Swiss Government Sees ‘Light at End of Tunnel’
The Swiss government said it was cautiously optimistic for the economic outlook assuming the euro zone debt crisis does not again escalate even as it trimmed its growth forecast for 2013 to 1.3 percent.
"Alongside the dark clouds hanging over the situation, the first signs of light at the end of the tunnel are appearing," economists at the State Secretariat for Economics (SECO) said.
"These first signs allow for cautious optimism and to anticipate a gradual improvement in Switzerland's international economic environment over the next two years."
The SECO stuck to a forecast for 1 percent growth for 2012, but pared its outlook for 2013 to 1.3 percent from the 1.4 percent it predicted in September.
It expects growth to accelerate to 2 percent in 2014 assuming the euro zone debt crisis remains under control and the global economy gradually recovers.
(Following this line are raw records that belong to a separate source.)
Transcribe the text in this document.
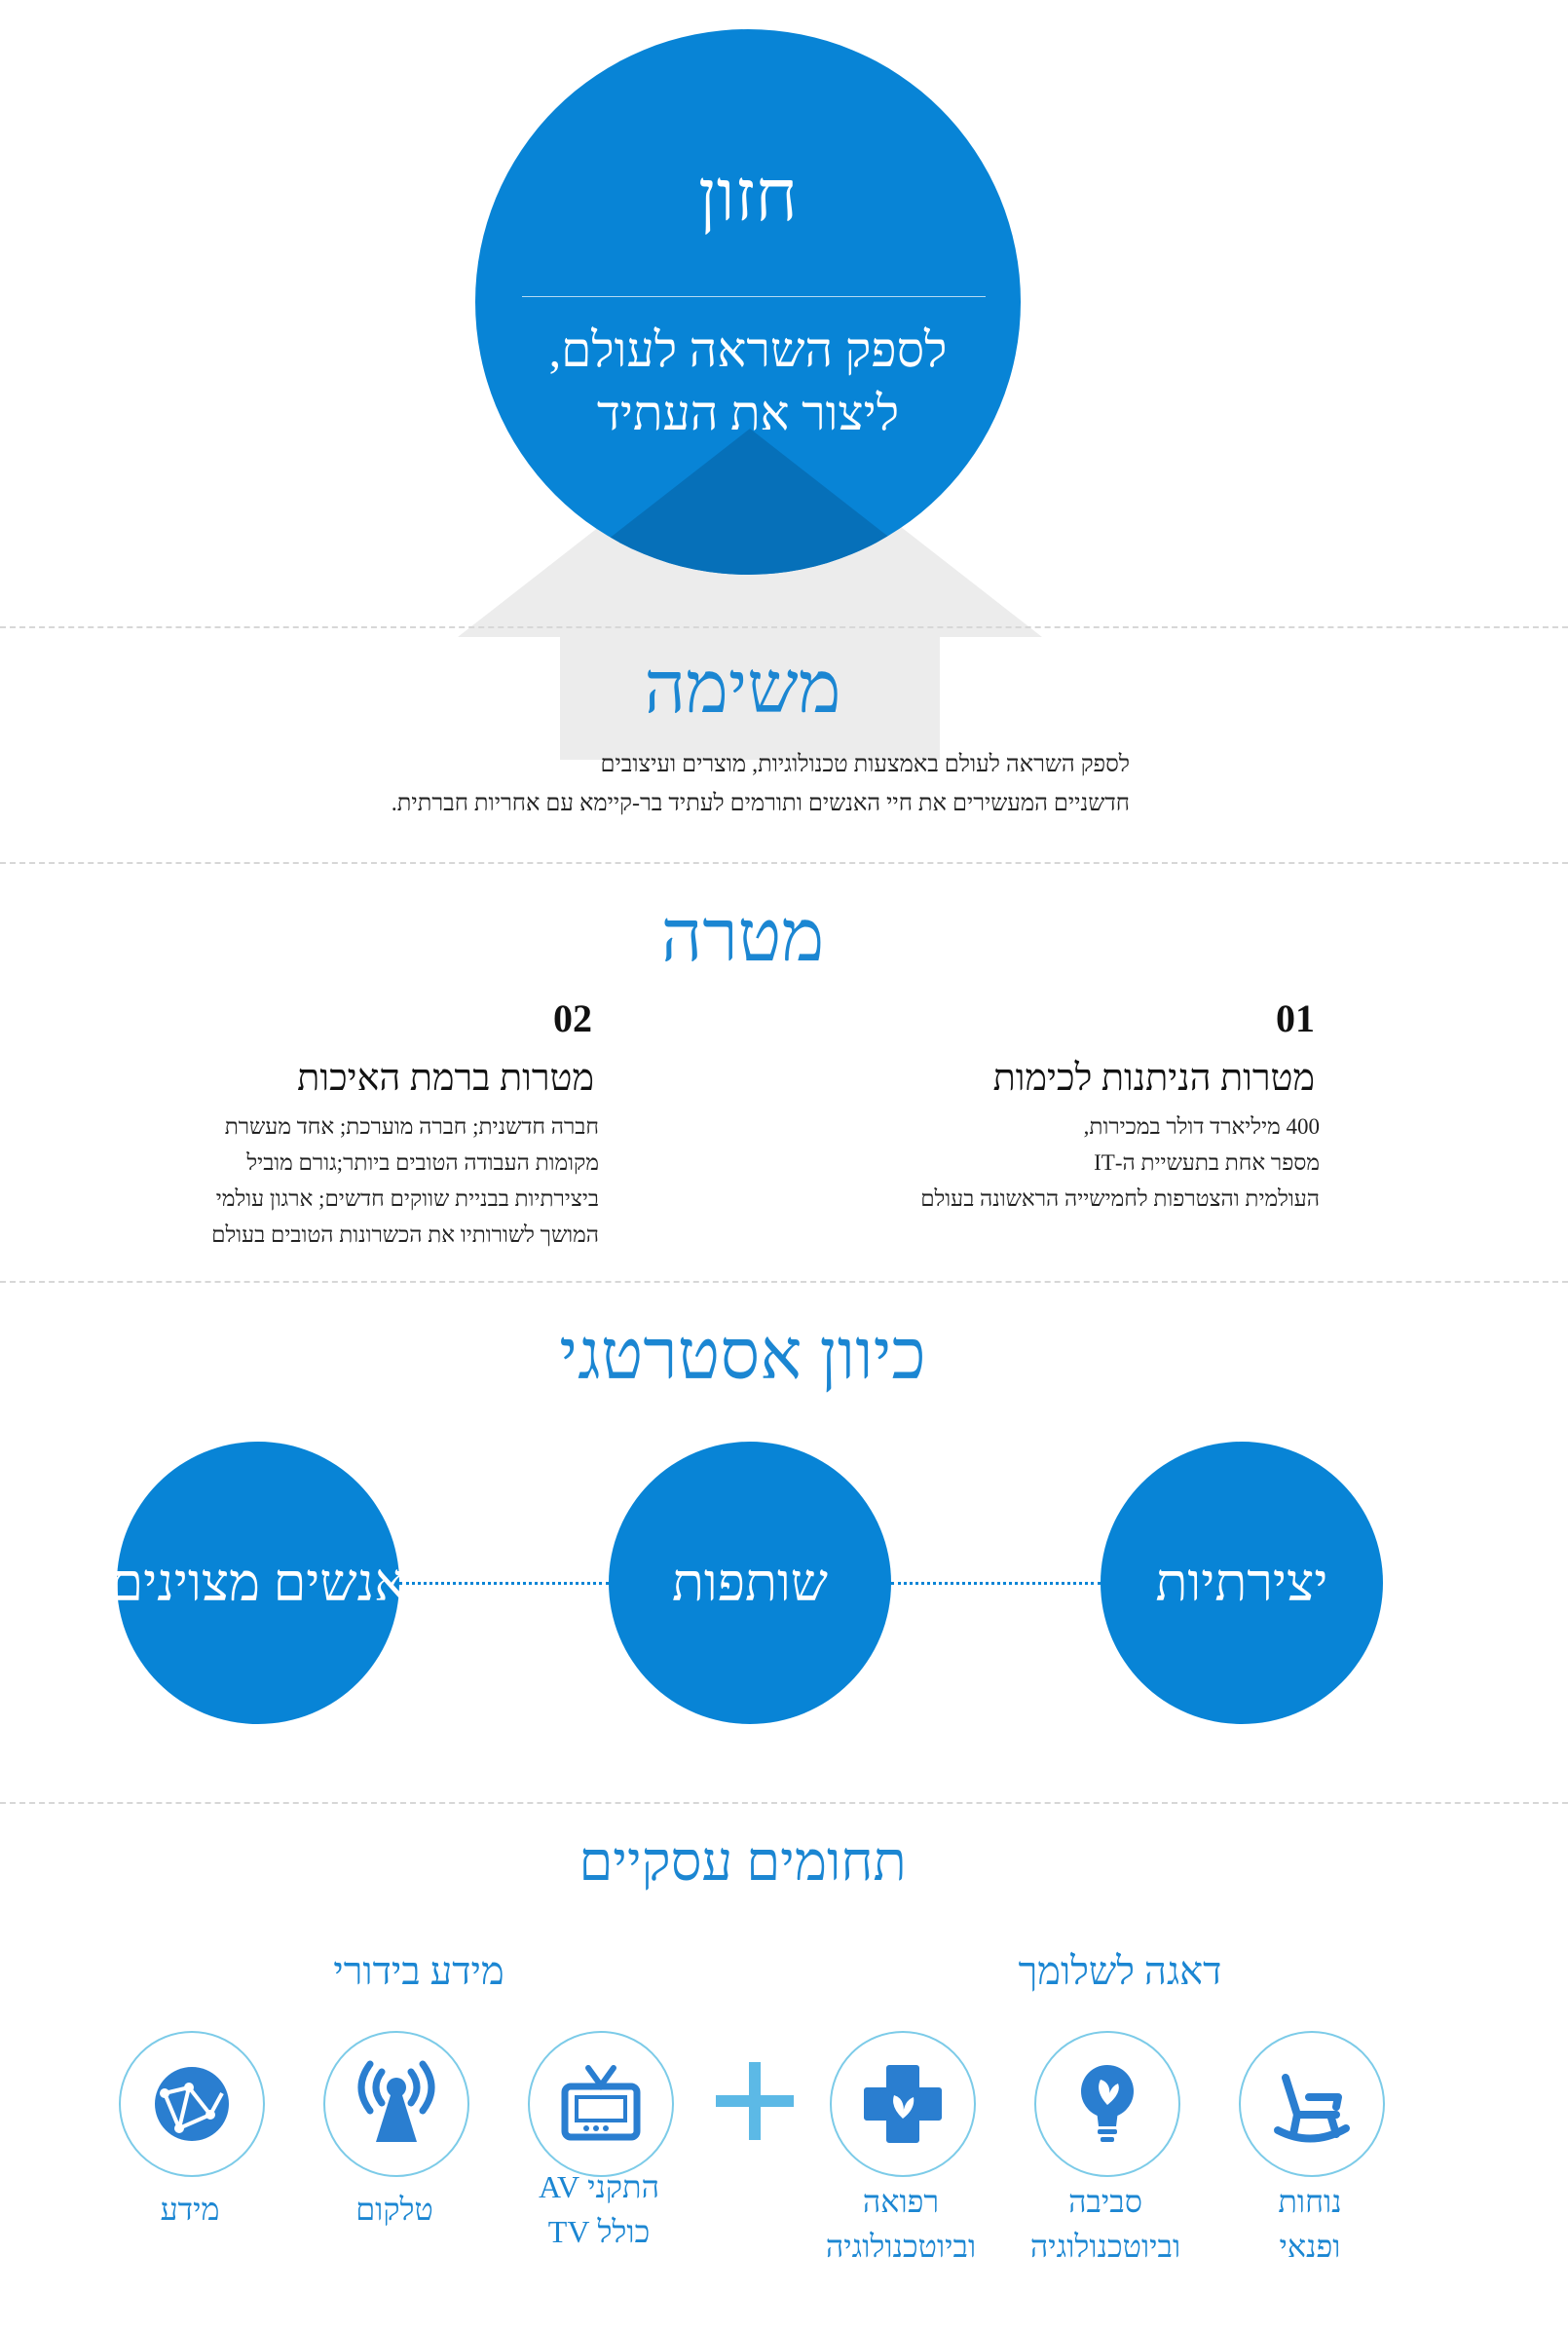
חזון
לספק השראה לעולם,
ליצור את העתיד
משימה
לספק השראה לעולם באמצעות טכנולוגיות, מוצרים ועיצובים
חדשניים המעשירים את חיי האנשים ותורמים לעתיד בר-קיימא עם אחריות חברתית.
מטרה
01
02
מטרות הניתנות לכימות
מטרות ברמת האיכות
400 מיליארד דולר במכירות,
מספר אחת בתעשיית ה-IT
העולמית והצטרפות לחמישייה הראשונה בעולם
חברה חדשנית; חברה מוערכת; אחד מעשרת
מקומות העבודה הטובים ביותר;גורם מוביל
ביצירתיות בבניית שווקים חדשים; ארגון עולמי
המושך לשורותיו את הכשרונות הטובים בעולם
כיוון אסטרטגי
יצירתיות
שותפות
אנשים מצוינים
תחומים עסקיים
דאגה לשלומך
מידע בידורי
נוחות
ופנאי
סביבה
וביוטכנולוגיה
רפואה
וביוטכנולוגיה
התקני AV
כולל TV
טלקום
מידע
It forecast consumer prices to fall by 0.7 percent this year, up from a prediction of minus 0.5 percent made in September. Prices are seen rising 0.2 percent in 2013 and 2014.
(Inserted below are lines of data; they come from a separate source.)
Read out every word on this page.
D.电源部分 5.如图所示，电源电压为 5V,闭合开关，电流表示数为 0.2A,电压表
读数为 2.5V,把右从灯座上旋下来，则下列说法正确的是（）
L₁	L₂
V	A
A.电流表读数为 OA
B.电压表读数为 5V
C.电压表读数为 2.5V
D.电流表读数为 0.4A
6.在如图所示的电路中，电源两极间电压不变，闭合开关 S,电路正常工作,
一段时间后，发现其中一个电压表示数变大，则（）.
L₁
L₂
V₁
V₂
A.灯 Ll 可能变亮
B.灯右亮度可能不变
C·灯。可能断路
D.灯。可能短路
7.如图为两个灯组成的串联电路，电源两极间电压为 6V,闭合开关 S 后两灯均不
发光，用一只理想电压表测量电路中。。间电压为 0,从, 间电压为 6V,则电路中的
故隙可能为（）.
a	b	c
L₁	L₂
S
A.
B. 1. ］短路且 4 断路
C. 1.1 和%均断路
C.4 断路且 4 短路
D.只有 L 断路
The new government forecasts come ahead of a quarterly monetary policy meeting on Thursday of the central bank, which is expected to reiterate its determination to keep a lid on the safe-haven franc to avert recession and deflation.
The SECO said Swiss exporters were still struggling from the strong franc and sluggish global demand, particularly in the machinery, electrical and metal industries and the tourism sector, although the cap on the franc was helping.
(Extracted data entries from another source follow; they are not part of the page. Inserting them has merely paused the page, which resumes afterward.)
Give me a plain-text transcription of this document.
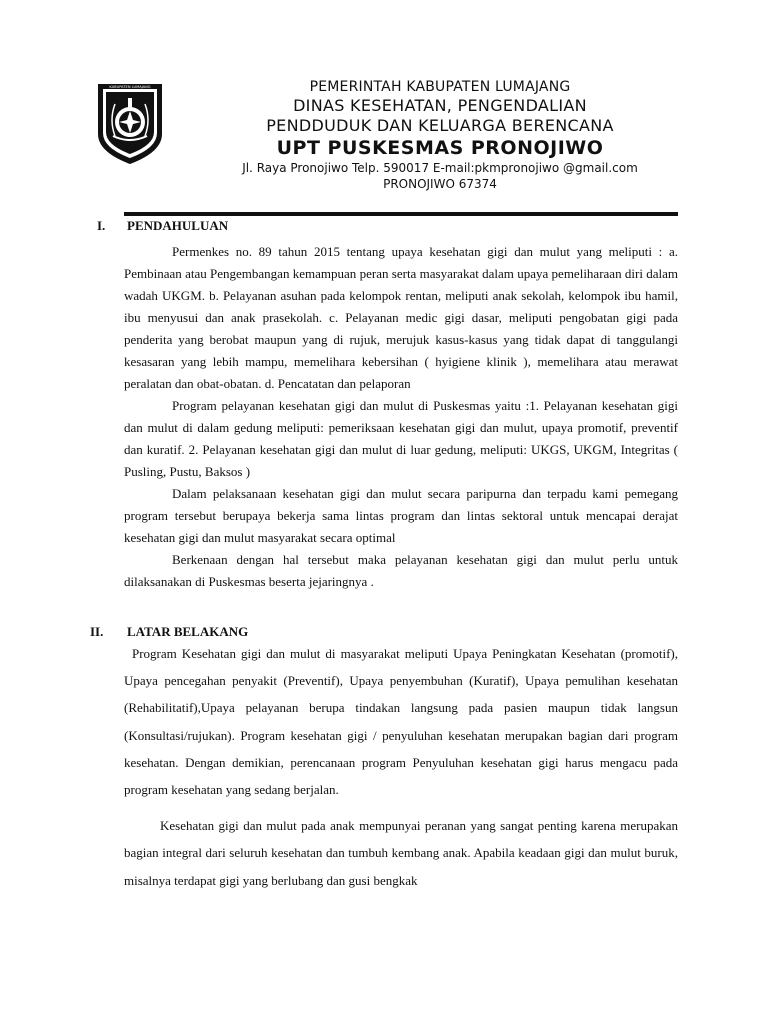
KABUPATEN LUMAJANG	PEMERINTAH KABUPATEN LUMAJANG
DINAS KESEHATAN, PENGENDALIAN
PENDDUDUK DAN KELUARGA BERENCANA
UPT PUSKESMAS PRONOJIWO
Jl. Raya Pronojiwo Telp. 590017 E-mail:pkmpronojiwo @gmail.com
PRONOJIWO 67374
I. PENDAHULUAN

Permenkes no. 89 tahun 2015 tentang upaya kesehatan gigi dan mulut yang meliputi : a. Pembinaan atau Pengembangan kemampuan peran serta masyarakat dalam upaya pemeliharaan diri dalam wadah UKGM. b. Pelayanan asuhan pada kelompok rentan, meliputi anak sekolah, kelompok ibu hamil, ibu menyusui dan anak prasekolah. c. Pelayanan medic gigi dasar, meliputi pengobatan gigi pada penderita yang berobat maupun yang di rujuk, merujuk kasus-kasus yang tidak dapat di tanggulangi kesasaran yang lebih mampu, memelihara kebersihan ( hyigiene klinik ), memelihara atau merawat peralatan dan obat-obatan. d. Pencatatan dan pelaporan

Program pelayanan kesehatan gigi dan mulut di Puskesmas yaitu :1. Pelayanan kesehatan gigi dan mulut di dalam gedung meliputi: pemeriksaan kesehatan gigi dan mulut, upaya promotif, preventif dan kuratif. 2. Pelayanan kesehatan gigi dan mulut di luar gedung, meliputi: UKGS, UKGM, Integritas ( Pusling, Pustu, Baksos )

Dalam pelaksanaan kesehatan gigi dan mulut secara paripurna dan terpadu kami pemegang program tersebut berupaya bekerja sama lintas program dan lintas sektoral untuk mencapai derajat kesehatan gigi dan mulut masyarakat secara optimal

Berkenaan dengan hal tersebut maka pelayanan kesehatan gigi dan mulut perlu untuk dilaksanakan di Puskesmas beserta jejaringnya .

II. LATAR BELAKANG

Program Kesehatan gigi dan mulut di masyarakat meliputi Upaya Peningkatan Kesehatan (promotif), Upaya pencegahan penyakit (Preventif), Upaya penyembuhan (Kuratif), Upaya pemulihan kesehatan (Rehabilitatif),Upaya pelayanan berupa tindakan langsung pada pasien maupun tidak langsun (Konsultasi/rujukan). Program kesehatan gigi / penyuluhan kesehatan merupakan bagian dari program kesehatan. Dengan demikian, perencanaan program Penyuluhan kesehatan gigi harus mengacu pada program kesehatan yang sedang berjalan.

Kesehatan gigi dan mulut pada anak mempunyai peranan yang sangat penting karena merupakan bagian integral dari seluruh kesehatan dan tumbuh kembang anak. Apabila keadaan gigi dan mulut buruk, misalnya terdapat gigi yang berlubang dan gusi bengkak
The Swiss National Bank is expected to predict growth of 1 percent for 2013 and confirm its growth forecast for 2012 of 1 percent.
The Swiss economy grew at a faster-than-expected 0.6 percent in the third quarter after a 0.1 percent contraction in the previous three months but is seen struggling again in coming months as demand stays muted in the euro zone.
Unemployment is expected to tick up to 3.3 percent in 2013 and 2014 from 2.9 percent in 2012, the SECO said.
The SECO's predictions are based on the assumption that Swiss interest rates will remain at rock bottom through 2013 and that the franc will fall 3.4 percent on a trade-weighted basis this year and a further 1.4 percent in 2013.